All have global variables, now if D's globals_t inherit from both B and C's globals_t, the overriden definitions of `globals<"A">()` return the same address, but without the `naked` specifier we'll have an ODR violation, even though we don't really care about it.

The scalability here is the fact that we only need to override the definitions of the direct dependencies's `globals()` function and provide legacy definitions for our own TU.

This is the main idea.

For static globals, we can put them in the `globals_t` struct as private members, and befriend everything dependent on it (this is one file only, so this is scalable).

Inline globals (or static globals in header files) can be handled with template metaprogramming.

Static members are the hardest to support:

As a static member's initalization may depend on a global variable's initialization and vice versa, we have to put their initialization inside the `globals_t` struct.

This complicates the whole thing slightly as now we need to support access specifiers (`protected` is the hardest to support in a scalable way, I think it requires getting a typelist of all bases of a given type at compile time which is not standard as of yet), "templatize" `globals_t` somewhat (for static non-inline members of template classes) and handle name collisions (as we put static members of different classes in the same `globals_t` structure).

Note this is achievable using heavy template metaprogramming and introducing global template function `statics<T>()` to get the static members of some type.

Note that for backward compatibility, we can replace any global variable by a reference to the member inside `get_globals()` and the order is definitely defined, i.e. if we recompile A after the transformation and add all these references, the old B, C or D would still compile just fine, even if they are not updated (due to the legacy reference members).

I'm leaving the details of all of these out of here for now, as I wan't to discuss the merit of this proposal before delving into complicated library implementation.

Advantages

It solves the static initialization order fiasco
It has zero runtime overhead
It can be automated
Every access to global variables would look like `globals().var`- i.e. the reader (both human and compiler) could detect `pure`ness very simply.
We get static constructors/destructors for free: put them in the body of the ctor of `globals_t`

Disadvantages

It does not solve the static deinitialization order fiasco, but forces an order instead of an undefined one (which is better IMO). But this is a breaking change for a code base - if the "correct" deinitialization order is nesscesarily different from the initialization one, then it would stay broken. It can be supported with some ugliness (seperating the ctor/dtor of the globals from their space's allocation).
It requires one place in the translation unit where all globals are known (the place where `globals_t` is defined).
The template metaprogramming might take a toll on compile times (preserving access specifiers of static members through inheritance hieriechy is not very scalable)
We have to wrap a lot of the code here in ugly macros to hide all the gory template metaprogramming details (and the naked, weak tricks, and the multiple inheritance etc.). Reflection and Metaclasses would remove all this ugliness, and provide a (complicated) library only solution.

Proposals

This is comprised of three parts

1. [Core] Add `weak` and `naked` context sensitive keywords (they have observable effect on the program, therefore cannot be attributes according to the guidelines).
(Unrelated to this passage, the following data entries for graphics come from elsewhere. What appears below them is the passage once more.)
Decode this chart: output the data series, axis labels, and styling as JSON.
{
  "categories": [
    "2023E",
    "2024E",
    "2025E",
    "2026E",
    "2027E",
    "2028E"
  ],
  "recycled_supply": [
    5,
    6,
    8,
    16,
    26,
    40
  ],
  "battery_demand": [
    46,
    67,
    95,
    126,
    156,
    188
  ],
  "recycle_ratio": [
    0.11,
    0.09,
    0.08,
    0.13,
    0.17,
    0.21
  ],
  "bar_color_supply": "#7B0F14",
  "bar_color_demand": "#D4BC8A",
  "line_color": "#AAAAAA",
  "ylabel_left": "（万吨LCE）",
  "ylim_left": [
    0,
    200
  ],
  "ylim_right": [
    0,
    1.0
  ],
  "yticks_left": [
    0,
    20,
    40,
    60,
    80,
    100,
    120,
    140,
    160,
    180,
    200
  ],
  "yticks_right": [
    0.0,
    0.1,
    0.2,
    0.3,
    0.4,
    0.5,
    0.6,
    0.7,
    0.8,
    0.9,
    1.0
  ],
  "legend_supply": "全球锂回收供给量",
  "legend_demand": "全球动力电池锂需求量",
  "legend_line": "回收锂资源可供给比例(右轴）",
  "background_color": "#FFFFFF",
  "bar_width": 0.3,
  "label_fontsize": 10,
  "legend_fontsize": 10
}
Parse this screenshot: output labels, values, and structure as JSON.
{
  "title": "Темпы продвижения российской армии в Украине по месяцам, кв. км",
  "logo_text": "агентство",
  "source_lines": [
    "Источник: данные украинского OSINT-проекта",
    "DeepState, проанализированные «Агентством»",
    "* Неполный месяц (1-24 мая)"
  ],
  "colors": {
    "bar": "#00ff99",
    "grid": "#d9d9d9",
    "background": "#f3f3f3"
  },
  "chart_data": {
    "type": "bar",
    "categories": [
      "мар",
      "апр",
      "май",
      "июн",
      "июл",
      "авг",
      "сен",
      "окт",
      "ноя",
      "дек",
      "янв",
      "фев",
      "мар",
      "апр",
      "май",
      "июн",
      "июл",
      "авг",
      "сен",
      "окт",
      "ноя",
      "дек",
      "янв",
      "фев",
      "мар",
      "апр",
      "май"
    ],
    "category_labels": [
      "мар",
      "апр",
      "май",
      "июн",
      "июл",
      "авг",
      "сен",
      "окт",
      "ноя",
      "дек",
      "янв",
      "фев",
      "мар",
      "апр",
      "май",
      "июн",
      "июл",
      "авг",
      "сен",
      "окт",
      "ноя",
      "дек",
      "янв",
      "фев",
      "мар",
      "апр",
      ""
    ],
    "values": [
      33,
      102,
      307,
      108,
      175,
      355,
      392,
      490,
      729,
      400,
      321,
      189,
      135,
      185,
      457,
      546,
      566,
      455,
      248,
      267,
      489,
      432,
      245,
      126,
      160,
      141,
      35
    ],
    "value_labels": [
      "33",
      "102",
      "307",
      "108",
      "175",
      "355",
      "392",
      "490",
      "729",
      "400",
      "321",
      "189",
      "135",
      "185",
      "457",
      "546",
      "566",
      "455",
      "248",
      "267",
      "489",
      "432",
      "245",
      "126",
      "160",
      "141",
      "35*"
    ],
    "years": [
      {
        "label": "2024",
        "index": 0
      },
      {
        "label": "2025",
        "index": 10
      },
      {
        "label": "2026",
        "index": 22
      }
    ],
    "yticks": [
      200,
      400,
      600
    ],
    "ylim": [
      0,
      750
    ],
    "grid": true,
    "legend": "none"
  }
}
The behaviour of those keyword in the standard would be defined by exceptions to the ODR rule.

2. [Library] Add to the standard library the needed ingredients for this construct.

3. [SG15] Some description of the code transformation of the tool (I'm not sure what can actually be proposed there).

The motivation to put the library in the standard as well is that in the (optimistic, non realistic) future where the access to globals everywhere is via `lib::globals()` this "lib" should very definitely be "std"

especially as this library would be a very complex template machine which might need compiler hooks for optimized implementation.

Note I have not written any details for the proposal as I want to discuss merit beforehand.